Remyelination describes the regeneration of myelin sheaths, and is considered one of the most promising strategies for improving the prognosis of demyelinating diseases such as multiple sclerosis. Data from animal models and human studies have shown that remyelination can occur extensively in the central nervous system (CNS), leading to functional recovery and axonal protection. However, remyelination does not always proceed to completion, and its failure is associated with progressive neurological disability. Thus, there is clinical need for interventions that can optimise the conditions for remyelination.

Recent advances in genomics and animal husbandry have kindled an interest in the microbiome as a means to influence processes throughout the body. Our commensal microbes communicate with host cells at epithelial barriers, stimulate neural and endocrine axes and directly produce a plethora of long-range signalling molecules. Critically, the development and maintenance of the immune system depend on signals from the microbiota, and we know that a well-coordinated immune response is a key determinant of the success of remyelination. This thesis explores how the microbiome can influence CNS remyelination.

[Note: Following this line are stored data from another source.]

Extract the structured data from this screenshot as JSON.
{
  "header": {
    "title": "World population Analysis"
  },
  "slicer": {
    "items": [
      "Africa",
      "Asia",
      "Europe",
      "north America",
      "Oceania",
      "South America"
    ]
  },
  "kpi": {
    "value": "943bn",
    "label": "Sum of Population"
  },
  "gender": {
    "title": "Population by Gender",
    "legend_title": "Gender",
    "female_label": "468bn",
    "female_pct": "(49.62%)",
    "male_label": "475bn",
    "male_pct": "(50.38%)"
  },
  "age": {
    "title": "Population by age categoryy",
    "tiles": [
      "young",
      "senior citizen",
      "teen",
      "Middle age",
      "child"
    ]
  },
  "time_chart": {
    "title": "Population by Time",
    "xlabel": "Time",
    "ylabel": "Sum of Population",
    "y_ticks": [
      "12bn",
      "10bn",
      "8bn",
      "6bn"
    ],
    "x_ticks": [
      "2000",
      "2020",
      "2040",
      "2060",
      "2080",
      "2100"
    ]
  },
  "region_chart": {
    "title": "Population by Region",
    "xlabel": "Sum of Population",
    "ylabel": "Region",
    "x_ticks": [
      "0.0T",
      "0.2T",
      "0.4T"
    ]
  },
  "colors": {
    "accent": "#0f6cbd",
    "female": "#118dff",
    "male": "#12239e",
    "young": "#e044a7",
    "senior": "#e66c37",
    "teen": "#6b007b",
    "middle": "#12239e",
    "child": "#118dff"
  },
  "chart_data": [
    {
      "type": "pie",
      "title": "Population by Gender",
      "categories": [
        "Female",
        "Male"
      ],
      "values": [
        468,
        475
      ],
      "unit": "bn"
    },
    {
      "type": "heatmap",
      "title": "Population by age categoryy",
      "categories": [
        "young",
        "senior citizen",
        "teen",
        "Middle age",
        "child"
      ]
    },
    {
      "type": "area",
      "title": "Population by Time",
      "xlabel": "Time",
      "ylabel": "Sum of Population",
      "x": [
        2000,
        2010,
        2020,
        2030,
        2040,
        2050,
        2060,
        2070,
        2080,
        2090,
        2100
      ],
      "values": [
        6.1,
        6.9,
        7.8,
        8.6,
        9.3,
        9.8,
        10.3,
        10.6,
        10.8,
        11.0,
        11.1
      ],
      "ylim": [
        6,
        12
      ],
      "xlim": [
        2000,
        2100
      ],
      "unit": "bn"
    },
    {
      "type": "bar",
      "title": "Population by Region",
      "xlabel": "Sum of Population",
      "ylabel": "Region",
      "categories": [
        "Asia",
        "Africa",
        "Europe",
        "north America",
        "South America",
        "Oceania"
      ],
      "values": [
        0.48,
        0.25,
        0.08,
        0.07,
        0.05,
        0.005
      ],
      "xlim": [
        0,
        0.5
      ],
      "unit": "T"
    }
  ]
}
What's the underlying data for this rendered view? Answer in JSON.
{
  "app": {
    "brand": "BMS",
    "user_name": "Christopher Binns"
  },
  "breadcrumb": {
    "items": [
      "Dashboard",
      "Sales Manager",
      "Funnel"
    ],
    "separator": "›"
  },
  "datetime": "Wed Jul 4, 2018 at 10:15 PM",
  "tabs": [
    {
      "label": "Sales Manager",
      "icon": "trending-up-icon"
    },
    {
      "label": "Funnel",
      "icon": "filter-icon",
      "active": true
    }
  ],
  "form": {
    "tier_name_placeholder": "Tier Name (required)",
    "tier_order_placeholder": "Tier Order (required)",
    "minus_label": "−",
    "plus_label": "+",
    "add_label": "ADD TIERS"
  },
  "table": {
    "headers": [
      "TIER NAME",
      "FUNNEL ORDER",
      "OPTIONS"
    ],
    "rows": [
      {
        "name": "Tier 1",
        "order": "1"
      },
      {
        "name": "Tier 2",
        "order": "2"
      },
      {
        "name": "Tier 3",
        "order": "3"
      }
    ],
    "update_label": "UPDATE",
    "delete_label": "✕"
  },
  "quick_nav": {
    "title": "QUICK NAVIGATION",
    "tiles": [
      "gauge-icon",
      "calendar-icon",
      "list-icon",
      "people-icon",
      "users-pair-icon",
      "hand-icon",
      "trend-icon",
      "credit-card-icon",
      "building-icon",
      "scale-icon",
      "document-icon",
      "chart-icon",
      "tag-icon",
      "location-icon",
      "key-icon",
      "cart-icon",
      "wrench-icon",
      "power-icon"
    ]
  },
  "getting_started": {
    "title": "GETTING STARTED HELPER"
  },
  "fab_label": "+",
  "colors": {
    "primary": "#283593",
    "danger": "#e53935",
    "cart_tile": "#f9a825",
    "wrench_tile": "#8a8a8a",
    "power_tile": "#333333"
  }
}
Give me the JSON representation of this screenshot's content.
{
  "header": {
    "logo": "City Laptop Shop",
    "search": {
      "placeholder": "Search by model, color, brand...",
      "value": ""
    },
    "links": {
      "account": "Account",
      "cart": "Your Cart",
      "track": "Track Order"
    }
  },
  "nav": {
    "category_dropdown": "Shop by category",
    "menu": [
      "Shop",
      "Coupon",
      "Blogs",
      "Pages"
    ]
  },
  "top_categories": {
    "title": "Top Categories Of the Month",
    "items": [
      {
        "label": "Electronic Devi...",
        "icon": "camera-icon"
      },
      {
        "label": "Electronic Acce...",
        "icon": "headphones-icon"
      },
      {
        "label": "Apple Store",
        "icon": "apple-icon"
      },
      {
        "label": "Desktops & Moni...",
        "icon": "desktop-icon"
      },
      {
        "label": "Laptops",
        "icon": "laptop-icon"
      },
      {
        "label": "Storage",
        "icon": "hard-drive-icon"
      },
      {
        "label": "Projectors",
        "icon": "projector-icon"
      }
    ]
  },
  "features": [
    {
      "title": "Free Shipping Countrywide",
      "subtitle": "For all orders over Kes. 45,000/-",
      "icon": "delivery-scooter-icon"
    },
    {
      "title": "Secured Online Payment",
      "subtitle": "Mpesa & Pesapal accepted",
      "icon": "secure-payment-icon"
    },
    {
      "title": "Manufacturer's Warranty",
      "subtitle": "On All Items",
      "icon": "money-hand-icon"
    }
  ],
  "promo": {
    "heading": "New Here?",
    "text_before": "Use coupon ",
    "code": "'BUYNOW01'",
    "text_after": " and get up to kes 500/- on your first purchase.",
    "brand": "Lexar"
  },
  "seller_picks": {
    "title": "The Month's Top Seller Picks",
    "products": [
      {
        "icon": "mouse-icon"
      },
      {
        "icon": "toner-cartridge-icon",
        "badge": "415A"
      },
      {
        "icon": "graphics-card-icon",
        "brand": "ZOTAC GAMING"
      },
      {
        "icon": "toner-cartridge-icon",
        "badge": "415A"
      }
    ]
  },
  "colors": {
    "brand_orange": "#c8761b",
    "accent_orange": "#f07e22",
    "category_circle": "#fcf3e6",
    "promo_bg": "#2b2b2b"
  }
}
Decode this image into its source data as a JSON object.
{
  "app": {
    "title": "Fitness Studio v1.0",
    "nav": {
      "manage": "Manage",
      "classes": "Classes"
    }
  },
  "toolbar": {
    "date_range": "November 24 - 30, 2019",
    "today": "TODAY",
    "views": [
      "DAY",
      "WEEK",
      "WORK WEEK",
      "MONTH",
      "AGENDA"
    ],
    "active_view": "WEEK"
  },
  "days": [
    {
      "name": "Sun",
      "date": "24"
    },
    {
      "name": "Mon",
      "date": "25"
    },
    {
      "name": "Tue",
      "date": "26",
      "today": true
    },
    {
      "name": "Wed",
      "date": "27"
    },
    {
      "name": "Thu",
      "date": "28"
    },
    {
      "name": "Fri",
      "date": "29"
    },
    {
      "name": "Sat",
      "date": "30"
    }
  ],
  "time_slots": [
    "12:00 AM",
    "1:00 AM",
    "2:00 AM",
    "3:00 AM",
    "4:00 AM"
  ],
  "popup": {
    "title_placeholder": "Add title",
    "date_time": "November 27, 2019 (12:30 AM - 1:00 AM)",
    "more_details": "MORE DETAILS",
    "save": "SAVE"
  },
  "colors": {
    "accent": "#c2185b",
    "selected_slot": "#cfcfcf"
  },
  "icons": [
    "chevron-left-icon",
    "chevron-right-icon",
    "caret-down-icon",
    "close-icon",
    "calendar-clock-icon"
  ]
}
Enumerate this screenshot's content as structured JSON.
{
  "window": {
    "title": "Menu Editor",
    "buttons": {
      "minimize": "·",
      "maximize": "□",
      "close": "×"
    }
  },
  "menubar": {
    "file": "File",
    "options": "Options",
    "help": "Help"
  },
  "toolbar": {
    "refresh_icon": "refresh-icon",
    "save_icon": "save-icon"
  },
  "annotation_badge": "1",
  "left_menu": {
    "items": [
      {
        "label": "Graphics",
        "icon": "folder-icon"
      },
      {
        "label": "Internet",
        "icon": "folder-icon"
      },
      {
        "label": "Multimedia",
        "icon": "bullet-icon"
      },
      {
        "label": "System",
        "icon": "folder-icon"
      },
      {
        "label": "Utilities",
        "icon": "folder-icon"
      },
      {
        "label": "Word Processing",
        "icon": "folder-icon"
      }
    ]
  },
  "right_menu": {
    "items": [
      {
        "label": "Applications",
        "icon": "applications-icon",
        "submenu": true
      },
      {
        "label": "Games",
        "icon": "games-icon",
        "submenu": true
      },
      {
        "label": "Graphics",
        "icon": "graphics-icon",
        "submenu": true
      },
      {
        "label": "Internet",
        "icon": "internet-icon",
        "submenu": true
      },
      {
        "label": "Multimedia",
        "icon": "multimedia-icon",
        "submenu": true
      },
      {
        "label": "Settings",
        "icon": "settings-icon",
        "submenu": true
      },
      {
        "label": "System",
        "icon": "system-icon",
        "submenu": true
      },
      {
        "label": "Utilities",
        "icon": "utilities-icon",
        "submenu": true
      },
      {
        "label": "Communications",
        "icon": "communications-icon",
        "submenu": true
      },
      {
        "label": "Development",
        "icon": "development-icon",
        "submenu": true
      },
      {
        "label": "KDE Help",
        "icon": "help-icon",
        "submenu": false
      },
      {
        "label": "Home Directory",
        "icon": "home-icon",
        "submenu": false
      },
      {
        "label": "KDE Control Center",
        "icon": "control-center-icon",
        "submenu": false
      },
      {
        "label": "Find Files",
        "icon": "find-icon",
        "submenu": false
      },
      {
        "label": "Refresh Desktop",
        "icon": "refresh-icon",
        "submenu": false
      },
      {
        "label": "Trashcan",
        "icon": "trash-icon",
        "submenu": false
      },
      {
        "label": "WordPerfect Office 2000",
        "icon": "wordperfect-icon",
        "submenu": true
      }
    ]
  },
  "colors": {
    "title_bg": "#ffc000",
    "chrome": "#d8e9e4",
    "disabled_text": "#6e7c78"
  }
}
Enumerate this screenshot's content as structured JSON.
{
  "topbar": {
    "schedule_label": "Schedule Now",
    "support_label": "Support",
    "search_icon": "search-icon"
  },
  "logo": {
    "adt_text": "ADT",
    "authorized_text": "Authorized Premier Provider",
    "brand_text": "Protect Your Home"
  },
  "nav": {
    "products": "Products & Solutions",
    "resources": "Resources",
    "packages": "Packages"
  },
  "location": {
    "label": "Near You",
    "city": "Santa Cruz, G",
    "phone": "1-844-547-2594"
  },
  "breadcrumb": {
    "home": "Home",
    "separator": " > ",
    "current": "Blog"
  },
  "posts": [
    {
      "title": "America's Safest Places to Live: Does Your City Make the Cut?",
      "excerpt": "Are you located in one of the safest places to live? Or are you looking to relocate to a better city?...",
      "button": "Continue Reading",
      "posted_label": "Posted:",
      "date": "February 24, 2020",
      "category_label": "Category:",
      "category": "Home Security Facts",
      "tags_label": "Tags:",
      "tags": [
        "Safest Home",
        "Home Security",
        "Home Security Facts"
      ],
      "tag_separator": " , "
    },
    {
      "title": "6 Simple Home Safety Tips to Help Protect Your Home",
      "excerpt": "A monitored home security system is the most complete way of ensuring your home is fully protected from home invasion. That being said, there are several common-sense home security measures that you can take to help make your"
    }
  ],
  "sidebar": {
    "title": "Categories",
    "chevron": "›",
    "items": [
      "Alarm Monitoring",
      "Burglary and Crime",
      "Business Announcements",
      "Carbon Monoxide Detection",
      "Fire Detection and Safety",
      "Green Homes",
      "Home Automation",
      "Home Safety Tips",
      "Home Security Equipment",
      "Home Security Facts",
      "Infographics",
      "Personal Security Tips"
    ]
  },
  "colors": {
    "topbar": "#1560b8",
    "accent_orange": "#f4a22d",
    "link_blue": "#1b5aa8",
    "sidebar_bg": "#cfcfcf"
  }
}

To do so, I have studied remyelination in three murine models of microbiome alteration. Firstly, long-term oral administration of an antibiotic cocktail was used to deplete the microbiota of adult mice. Following focal demyelination, these mice had deficits in their inflammatory response, clearance of myelin debris and differentiation of new oligodendrocytes from oligodendrocyte progenitor cells (OPCs). Faecal microbial transplant was able to rescue aspects of the inflammatory response and phagocytosis, but not OPC differentiation.

Secondly, I looked at remyelination in germ-free (GF) mice following cuprizone-induced demyelina- tion. As with the antibiotics-treated mice, there were deficits in inflammation following demyelination, which tended to peak later than in control mice.

Finally, I investigated the potential of a therapeutic probiotic (VSL#3) to improve remyelination in aged mice. In contrast to antibiotic treatment, probiotic administration caused a slight enhancement in the onset of inflammation following focal demyelination. However, there was no significant improvement in OPC differentiation or toluidine blue rank analysis, suggesting these changes in inflammation were not sufficient to positively modulate remyelination.

The results from these three studies introduce a significant but previously unconsidered environmental influence on remyelination in the CNS. Whilst the effects are subtle relative to more direct interventions, the microbiome can be manipulated simply and non-invasively, which may provide a useful adjunct to other strategies for optimising remyelination.